Are there Tango movie clips from before 1935 ?

opendoor

Forum Master
This sequence actually is the vuelta americana we discussed elsewhere. Seems that the salida americana and the vuelta americana hark back to Rodolfo Valentino the great early promoter of the argentine tango.

http://www.dance-forums.com/showthread.php?t=33951
dance-forums.com/showthread.php?t=33951

Does someone here know something about the other tango pioneer Ricardo Guiraldes?

..it is thought that Tango was first demonstrated by the Argentinean playboy Ricardo Guiraldes in 1910/1911 in Paris. It was so different from the dances of the time and considered somewhat obscene. It challenged the conventions of acceptable public behavior of the time... However, the rapid acceptance by the people of Europe of the dance, invariably meant that it was re-exported back to Buenos Aires...
from http://www.centralhome.com/ballroomcountry/argentine-tango-history.htm
 
Since all this time has gone by....
Surely you did a google search?
There appears to be a writer by that name who lived in Paris and Buenos Aires, etc.
Could be the the same person?
 
http://www.todotango.com/english/biblioteca/cronicas/el_pollo_ricardo.asp

Who was this Pollo? First of all I want to clear out an existing confusion. A well-known sports journalist who is used to dive into other proposals, on one occasion, talked for a long time about this tango and the title character in his radio program, but not revealing immediately his true identity. When he discloses the incognita, he mentions Ricardo Güiraldes. Even though the latter was a tango dancer and had the same first name, he was not the person to whom the piece was dedicated.
 
That last link is a great page if you want to see a sentada danced in 1942 (was that the Golden Age?, Oh, probably just a pose.)

Click the link to read more about El Pibe Palermo, who could dance " old stream style, canyengue, tango influenced milonga, tango-milonga; when he was requested "encores", tango with half corte (like his father used to dance) and, to end, tango for salon or slow tango: La cumparsita. So he achieved another deserved nickname: the "King of Tango"."

Just about every time I look into tango history, I end up reinforcing my view that there was/is no one way to do this dance that has such a long history.
 
Dont know if these 2 vids already have been posted?
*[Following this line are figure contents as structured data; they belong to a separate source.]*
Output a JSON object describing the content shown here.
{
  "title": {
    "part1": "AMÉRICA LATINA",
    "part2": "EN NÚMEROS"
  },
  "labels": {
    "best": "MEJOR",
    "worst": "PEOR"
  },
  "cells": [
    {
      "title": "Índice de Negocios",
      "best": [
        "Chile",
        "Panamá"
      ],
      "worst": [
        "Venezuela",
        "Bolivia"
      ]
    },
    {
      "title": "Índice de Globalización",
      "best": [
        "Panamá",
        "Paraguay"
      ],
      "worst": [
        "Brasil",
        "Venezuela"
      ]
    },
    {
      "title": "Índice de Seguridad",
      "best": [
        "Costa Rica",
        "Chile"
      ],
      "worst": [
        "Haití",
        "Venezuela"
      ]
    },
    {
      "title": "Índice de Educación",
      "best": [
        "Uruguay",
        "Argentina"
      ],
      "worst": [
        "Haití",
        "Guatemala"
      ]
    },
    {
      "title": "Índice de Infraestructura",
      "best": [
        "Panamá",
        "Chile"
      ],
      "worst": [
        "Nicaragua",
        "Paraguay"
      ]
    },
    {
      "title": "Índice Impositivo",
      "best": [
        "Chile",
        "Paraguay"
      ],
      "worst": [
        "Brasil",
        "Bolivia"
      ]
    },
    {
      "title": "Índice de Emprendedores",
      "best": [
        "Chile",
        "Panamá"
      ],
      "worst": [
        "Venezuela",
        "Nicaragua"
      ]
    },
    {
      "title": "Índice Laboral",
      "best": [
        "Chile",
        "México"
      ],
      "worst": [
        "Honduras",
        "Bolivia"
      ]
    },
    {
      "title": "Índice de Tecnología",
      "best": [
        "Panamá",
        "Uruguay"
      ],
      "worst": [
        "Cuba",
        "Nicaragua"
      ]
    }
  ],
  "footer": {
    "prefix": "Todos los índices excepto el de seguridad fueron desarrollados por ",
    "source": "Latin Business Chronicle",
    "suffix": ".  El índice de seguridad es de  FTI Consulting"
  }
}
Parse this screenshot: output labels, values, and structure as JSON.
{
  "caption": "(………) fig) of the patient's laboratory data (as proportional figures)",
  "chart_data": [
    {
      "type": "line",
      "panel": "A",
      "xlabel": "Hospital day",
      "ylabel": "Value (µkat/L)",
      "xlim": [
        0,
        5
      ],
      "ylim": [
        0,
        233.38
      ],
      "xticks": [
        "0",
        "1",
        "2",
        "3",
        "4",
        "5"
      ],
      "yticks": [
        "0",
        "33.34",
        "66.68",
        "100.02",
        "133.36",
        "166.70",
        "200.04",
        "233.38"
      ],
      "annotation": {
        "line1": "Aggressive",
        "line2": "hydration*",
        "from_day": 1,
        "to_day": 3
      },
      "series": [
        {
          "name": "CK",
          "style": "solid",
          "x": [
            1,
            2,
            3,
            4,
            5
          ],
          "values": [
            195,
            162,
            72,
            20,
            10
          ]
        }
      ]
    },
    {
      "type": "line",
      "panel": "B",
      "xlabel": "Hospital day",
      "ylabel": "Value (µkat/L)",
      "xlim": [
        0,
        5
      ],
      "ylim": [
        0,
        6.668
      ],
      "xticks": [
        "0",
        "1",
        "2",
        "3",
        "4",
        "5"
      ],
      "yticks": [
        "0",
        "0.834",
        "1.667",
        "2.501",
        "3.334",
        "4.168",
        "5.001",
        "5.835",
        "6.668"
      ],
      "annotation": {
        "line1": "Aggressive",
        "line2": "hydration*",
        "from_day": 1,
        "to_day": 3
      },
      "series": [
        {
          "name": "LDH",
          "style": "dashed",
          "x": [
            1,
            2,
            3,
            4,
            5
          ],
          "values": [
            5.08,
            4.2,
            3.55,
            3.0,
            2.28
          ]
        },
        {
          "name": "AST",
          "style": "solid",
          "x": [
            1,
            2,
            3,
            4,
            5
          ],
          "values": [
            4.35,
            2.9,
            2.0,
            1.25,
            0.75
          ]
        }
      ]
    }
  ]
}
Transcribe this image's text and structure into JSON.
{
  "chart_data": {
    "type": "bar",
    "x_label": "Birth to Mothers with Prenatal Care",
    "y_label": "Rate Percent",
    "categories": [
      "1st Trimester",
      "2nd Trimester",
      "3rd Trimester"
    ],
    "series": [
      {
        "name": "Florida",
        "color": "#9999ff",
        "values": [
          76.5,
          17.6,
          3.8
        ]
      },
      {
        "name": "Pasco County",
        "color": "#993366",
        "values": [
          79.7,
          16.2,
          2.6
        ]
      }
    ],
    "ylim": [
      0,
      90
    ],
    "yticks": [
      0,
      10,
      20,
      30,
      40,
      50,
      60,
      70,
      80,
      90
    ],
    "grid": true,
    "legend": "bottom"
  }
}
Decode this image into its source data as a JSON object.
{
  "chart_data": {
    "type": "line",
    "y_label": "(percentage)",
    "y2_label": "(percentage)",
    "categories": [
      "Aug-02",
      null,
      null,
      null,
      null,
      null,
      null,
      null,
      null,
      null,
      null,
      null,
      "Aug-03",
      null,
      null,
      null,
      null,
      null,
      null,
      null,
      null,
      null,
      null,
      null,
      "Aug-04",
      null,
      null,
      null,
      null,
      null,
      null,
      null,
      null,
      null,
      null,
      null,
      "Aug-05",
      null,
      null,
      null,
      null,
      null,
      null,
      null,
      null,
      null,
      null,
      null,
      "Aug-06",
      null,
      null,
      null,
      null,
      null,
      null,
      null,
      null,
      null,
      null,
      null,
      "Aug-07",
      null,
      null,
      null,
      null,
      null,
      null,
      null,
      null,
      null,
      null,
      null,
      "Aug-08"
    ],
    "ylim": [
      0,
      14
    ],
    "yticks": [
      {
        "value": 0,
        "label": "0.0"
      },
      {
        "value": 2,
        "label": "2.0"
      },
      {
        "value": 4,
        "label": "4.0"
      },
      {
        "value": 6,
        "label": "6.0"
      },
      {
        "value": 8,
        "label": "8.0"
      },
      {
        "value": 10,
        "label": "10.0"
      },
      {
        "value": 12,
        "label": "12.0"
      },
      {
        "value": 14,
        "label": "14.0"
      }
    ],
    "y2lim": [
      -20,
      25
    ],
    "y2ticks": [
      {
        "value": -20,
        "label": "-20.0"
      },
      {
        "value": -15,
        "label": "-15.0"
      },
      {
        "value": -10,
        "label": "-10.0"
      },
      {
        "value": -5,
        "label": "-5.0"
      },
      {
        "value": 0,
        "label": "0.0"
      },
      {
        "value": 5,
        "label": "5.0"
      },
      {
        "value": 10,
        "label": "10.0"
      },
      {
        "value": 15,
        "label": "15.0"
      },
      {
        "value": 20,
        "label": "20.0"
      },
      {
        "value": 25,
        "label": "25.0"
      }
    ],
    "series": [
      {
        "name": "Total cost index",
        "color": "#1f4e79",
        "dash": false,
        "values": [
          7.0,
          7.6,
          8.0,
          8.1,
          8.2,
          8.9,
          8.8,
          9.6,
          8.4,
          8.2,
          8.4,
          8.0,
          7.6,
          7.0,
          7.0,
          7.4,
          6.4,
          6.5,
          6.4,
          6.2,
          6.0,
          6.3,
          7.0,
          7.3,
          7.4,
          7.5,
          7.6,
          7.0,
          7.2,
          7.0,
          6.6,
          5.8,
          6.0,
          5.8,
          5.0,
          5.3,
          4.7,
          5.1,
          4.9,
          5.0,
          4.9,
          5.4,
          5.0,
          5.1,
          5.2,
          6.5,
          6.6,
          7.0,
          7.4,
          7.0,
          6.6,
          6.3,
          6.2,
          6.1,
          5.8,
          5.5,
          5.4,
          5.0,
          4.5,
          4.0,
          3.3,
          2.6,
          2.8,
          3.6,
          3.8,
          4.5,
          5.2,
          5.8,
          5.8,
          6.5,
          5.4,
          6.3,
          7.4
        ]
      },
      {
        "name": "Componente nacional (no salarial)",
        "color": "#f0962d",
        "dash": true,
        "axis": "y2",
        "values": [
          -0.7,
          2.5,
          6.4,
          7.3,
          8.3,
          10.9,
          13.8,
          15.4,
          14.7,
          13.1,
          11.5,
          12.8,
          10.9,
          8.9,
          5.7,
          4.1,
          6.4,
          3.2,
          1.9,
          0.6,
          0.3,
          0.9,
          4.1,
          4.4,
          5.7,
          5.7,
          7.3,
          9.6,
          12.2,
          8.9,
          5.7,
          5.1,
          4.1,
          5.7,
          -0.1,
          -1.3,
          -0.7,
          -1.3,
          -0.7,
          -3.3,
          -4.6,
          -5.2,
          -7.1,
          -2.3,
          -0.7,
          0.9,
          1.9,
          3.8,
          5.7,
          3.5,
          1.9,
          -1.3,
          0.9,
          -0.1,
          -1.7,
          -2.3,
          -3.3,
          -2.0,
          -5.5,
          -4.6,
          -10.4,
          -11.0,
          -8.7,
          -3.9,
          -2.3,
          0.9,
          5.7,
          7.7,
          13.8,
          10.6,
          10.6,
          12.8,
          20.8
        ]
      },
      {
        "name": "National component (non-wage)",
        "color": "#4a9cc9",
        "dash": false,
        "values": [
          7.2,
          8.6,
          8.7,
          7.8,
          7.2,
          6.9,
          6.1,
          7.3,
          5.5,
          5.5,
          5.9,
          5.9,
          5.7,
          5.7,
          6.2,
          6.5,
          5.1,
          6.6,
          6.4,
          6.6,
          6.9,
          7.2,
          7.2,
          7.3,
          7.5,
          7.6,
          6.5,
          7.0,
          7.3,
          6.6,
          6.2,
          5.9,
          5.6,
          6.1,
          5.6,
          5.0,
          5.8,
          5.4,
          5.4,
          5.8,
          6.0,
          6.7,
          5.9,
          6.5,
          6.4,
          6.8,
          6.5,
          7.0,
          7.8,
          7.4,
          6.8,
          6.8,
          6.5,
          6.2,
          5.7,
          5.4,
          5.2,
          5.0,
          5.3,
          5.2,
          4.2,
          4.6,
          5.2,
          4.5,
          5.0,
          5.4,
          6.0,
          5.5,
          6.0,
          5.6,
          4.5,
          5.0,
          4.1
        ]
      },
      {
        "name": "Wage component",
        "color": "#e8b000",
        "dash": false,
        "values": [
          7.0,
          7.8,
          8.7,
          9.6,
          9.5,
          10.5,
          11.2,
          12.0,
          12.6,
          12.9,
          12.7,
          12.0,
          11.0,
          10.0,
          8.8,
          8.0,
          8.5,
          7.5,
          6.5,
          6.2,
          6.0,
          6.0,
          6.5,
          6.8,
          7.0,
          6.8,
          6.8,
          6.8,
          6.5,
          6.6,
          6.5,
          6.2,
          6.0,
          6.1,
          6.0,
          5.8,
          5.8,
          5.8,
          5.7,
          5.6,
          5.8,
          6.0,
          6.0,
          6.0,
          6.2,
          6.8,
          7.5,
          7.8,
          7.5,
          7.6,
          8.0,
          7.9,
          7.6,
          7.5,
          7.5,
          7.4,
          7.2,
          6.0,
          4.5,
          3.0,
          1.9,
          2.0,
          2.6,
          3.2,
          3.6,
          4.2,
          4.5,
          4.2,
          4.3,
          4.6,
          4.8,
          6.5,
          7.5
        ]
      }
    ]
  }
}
They are only 4 years younger than the "Four Horsemen": I find them interesting because they originate from a period without a sharp distinction between international, standard, european, argentine, social, and ballroom a.s.o. dancing:

http://www.britishpathe.com/record.php?id=8188

and

http://www.britishpathe.com/record.php?id=19344

These are brilliant indeed. Completely unpretentious and eerily modern. I wonder when did that air of pretentiousness creep into standard and ballroom tango? (current individual pretentious AT dancers notwithstanding!)